The topic of encrypting stored procedures in SQL was recently discussed on twitter as a means of preventing customers from making unsupportable changes to the database code. I can certainly see the purpose behind that, and as commented by Brent Ozar (blog/twitter) on Jeremiah Peschka’s (blog/twitter) blog post “Encrypted Stored Procedures and their Effect on my Rug”, Quest software encrypts their code to minimize support costs. This is pretty weak, but I can certainly see how it would be just enough of a hassle that your average SQL person wouldn’t mess with it.
Use SQLCLR for everything and Obfuscate the Code at Compile Time
This one is really just a slight step above the use of WITH ENCRYPTION for irritating, but breakable. Notwithstanding the fact that putting everything in SQLCLR is just a bad idea, performance will be slower since data access is much faster using the tool designed for it TSQL, you haven’t gained a whole lot if all your SQLCLR code is doing is issuing TSQL against the database. SQL Trace and Profiler can easily trap everyone of your queries and beyond that, the plan cache in SQL 2005/2008 can be queried to get the statements from the plans themselves.
Beyond that, its really easy for someone to reverse engineer your SQLCLR Assembly using .NET Reflector, and the SQL 2005 Browser Addin. Even if you obfuscate the code, the TSQL statements are string fields that can’t be obfuscated, so they will be easily readable in text once decompiled by Reflector. The code obfuscation is really only going to slow down a determined person. Reflector can export all the code in the class files, and a Visual Studio solution that allows someone to navigate through the objects and methods to determine what calls what.
Install a SQL Express Instance and lock it down for use by only your application
If you’re database is under 4GB (now 10GB in SQL Express 2008 R2), this almost seems viable, but you won’t get past a Local Administrator since they can still gain access to the instance and/or database.
Encrypt/Decrypt all data in the Application
This will certainly make it harder for someone to access the data, but it also has a significant performance penalty with it as well since the database engine has to perform any lookups using an encrypted value. You’ve also increased the time it might take to perform support for a problem with the database since you have to decrypt all the data before you can begin troubleshooting an issue. With the application responsible for all encryption/decryption, you’ve protected the data from view, but made the application the weak link in the chain, and it can now be focused on to determine the algorithm being used and what the secret for that algorithm is. A persistent person with knowledge of a debugger can find these out with enough time.

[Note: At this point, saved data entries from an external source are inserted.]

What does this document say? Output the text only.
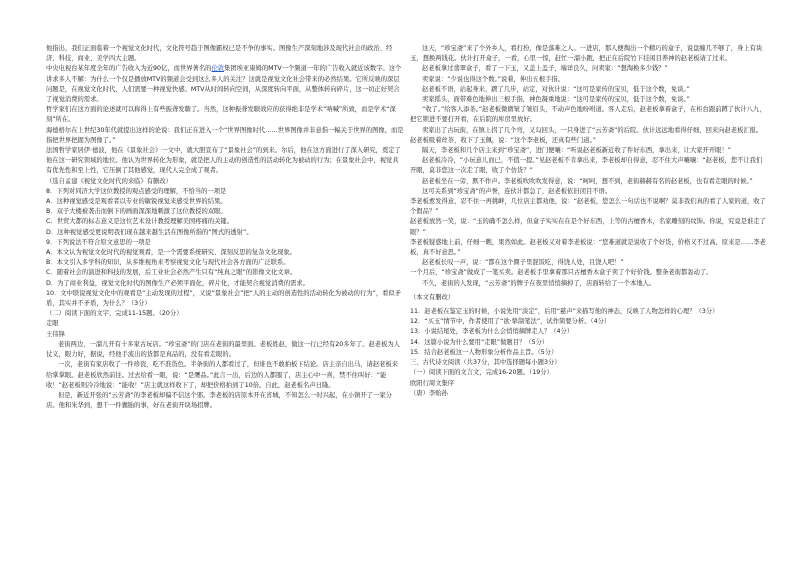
他指出，我们正面临着一个视觉文化时代，文化符号趋于图像霸权已是不争的事实。图像生产深刻地涉及现代社会的政治、经济、科技、商业、美学四大主题。

中央电视台某年度全年的广告收入为近90亿，而世界著名的伦敦集团埃亚康姆的MTV一个频道一年的广告收入就近该数字。这个讲求多人不解：为什么一个仅是播放MTV的频道会受到这么多人的关注？这就是视觉文化社会带来的必然结果。它所反映的深层问题是，在视觉文化时代，人们需要一种视觉快感。MTV从时间转向空间，从深度转向平面，从整体转向碎片，这一切正好契合了视觉消费的需求。

哲学家们在这方面的论述就可以称得上有些振聋发聩了。当然，这种振聋发聩效应的获得绝非是学术“呐喊”所致，而是学术“深刻”所在。

海德格尔在上世纪30年代就提出这样的论说：我们正在进入一个“世界图像时代……世界图像并非意指一幅关于世界的图像，而是指把世界把握为图像了。”

法国哲学家居伊·德波，他在《景象社会》一文中，就大胆宣布了“景象社会”的到来。尔后，他在这方面进行了深入研究，奠定了他在这一研究领域的地位。他认为世界转化为形象，就是把人的主动的创造性的活动转化为被动的行为；在景象社会中，视觉具有优先性和至上性，它压倒了其他感觉，现代人完全成了观者。

（选自孟建《视觉文化时代的来临》有删改）

8．下列对同济大学这位教授的观点感受的理解，不恰当的一项是

A．这种视觉感受是观看者以专业的敏锐视觉来感受世界的结果。

B．双子大楼被袭击而倒下的画面深深地刺激了这位教授的双眼。

C．世贸大都的标志意义是这位艺术设计教授理解美国疼痛的关键。

D．这种视觉感受更说明我们现在越来越生活在图像所指的“图式的透射”。

9．下列说法不符合原文意思的一项是

A．本文认为视觉文化时代的视觉观看，是一个需要系统研究、深刻反思的复杂文化现象。

B．本文引入多学科的知识，从多维视角来考察视觉文化与现代社会各方面的广泛联系。

C．随着社会的演进和科技的发展，后工业社会必然产生只有“纯真之眼”的影像文化文章。

D．为了商业利益，视觉文化时代的图像生产必须平面化，碎片化，才能契合视觉消费的需求。

10．文中联说视觉文化中的观看是“主动发现的过程”，又说“景象社会”把“人的主动的创造性的活动转化为被动的行为”，看似矛盾，其实并不矛盾，为什么？（3分）

（二）阅读下面的文字，完成11-15题。（20分）

走眼

王伟锋

老街两边，一溜儿开有十多家古玩店。“珍宝斋”的门店在老街的最里面。老板姓赵，做这一行已经有20多年了。赵老板为人仗义，眼力好，据说，经他手流出的货都是真品的，没有看走眼的。

一次，老街有家店收了一件珍瓷，吃不准货色。半条街的人都看过了，但谁也不敢拍板下结论。店主亲自出马，请赵老板来给掌掌眼。赵老板欣然前往。过去给看一眼，说：“是赝品。”此言一出，后边的人都服了，店主心中一喜，禁不住叫好：“能收！”赵老板则冷冷地说：“能收！”店主就这样收下了，却把价格拍到了10倍。自此，赵老板名声日隆。

但是，新近开张的“云芳斋”的李老板却偏不信这个邪。李老板的店原本开在省城，不知怎么一时兴起，在小镇开了一家分店。他和朱华到，想千一件囊胎的事，好在老街开块场招牌。

这天，“珍宝斋”来了个外乡人，看打扮，像是落难之人。一进店，那人便掏出一个精巧的盒子，说盘缠几不够了，身上有块玉，想换两钱花。伙计打开盒子，一看，心里一惊，赶忙一溜小跑，把正在后院竹下挂闲目养神的赵老板请了过来。

赵老板拿过翡翠盒子，看了一下玉，又盖上盖子，端详良久，问卖家：“想淘换多少钱？”

卖家说：“少说也得这个数。”说着，伸出五根手指。

赵老板不语，站起身来，踱了几步，站定，对伙计说：“这可是家传的宝贝，低于这个数，免谈。”

卖家摇头，面带难色地伸出三根手指，神色凝重地说：“这可是家传的宝贝，低于这个数，免谈。”

“收了。”给客人添茶。”赵老板微微皱了皱眉头，不动声色地吩咐道。客人走后，赵老板拿着盒子，在柜台跟前蹲了伙计八九，把它锁进不要打开看，在后院的库房里放好。

卖家出了古玩街，在镇上拐了几个弯，又勾回头，一只身进了“云芳斋”的后院。伙计远远地看得仔细，回来向赵老板汇报。赵老板吸着丝茶，收下了玉佩，说：“这个李老板，还真有些门道。”

隔天，李老板和几个店主来到“珍宝斋”，进门便嚷：“听说赵老板新近收了件好东西，拿出来，让大家开开眼！”

赵老板冷冷，“小玩意儿而已，不值一提。”见赵老板不肯拿出来，李老板却自得意，忍不住大声嚷嚷：“赵老板，您不让我们开眼，莫非您这一次走了眼，收了个仿货？”

赵老板坐在一旁，默不作声。李老板吹吹吹发得意，说：“呵呵，想不到，老街赫赫有名的赵老板，也有看走眼的时候。”

这可关系到“珍宝斋”的声誉，连伙计都急了，赵老板依旧闭目不语。

李老板愈发得意，忍不住一再挑衅，几位店主都劝他，说：“赵老板，您怎么一句话也不说啊？莫非我们真的看了人家的道，收了个假品？”

赵老板放然一笑，说：“玉的确不怎么样，但盒子实实在在是个好东西，上等的古檀香木，名家雕刻的纹饰。你说，究竟是谁走了眼？”

李老板疑惑地上前，仔细一瞧，果然如此。赵老板又对着李老板说：“您难道就是说收了个好货，价格又不过高，原来是……李老板，真不好意思。”

赵老板长叹一声，说：“都在这个圈子里混饭吃，得饶人处，且饶人吧！”

一个月后，“珍宝斋”做成了一笔买卖。赵老板手里拿着那只古檀香木盒子卖了个好价钱。整条老街都轰动了。

不久，老街的人发现，“云芳斋”的牌子在夜里悄悄摘掉了，店面转给了一个本地人。

（本文有删改）

11．赵老板在鉴定玉的时候，小说先用“淡定”，后用“慈声”来描写他的神态，反映了人物怎样的心理？（3分）

12．“买玉”情节中，作者使用了“欲·挚制笔法”，试作简要分析。（4分）

13．小说结尾处，李老板为什么会悄悄摘牌走人？（4分）

14．这篇小说为什么要用“走眼”做题目？（5分）

15．结合赵老板这一人物形象分析作品主旨。（5分）

三、古代诗文阅读（共37分，其中选择题每小题3分）

（一）阅读下面的文言文，完成16-20题。（19分）

欧阳行周文集序

（唐）李贻孙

Obfuscate Table and Column Names in the Database
I’ve seen this mentioned on the forums at least twice, but the idea is that you wouldn’t name a table EMPLOYEES, you’d name it YLEMESOPE, and then have similarly useless obfuscated names like MRFTISEAN for FIRSTNAME, and NESMATLA for LASTNAME. My question both times was, how exactly do you plan to be able to do ongoing development in a database named like that? The people always seem to think that they can manage it. I have to be honest, this one along with the last one, would probably make it so ridiculously hard to mess with that few people would actually go through the effort of trying to figure it out, but someone may have more time on their hands than I think. I’d hate to have to be the person who tries to support that kind of an application though.
If you consider your database to be so proprietary that it can’t be seen by anyone else, your only way to ensure that this occurs is to never distribute your database.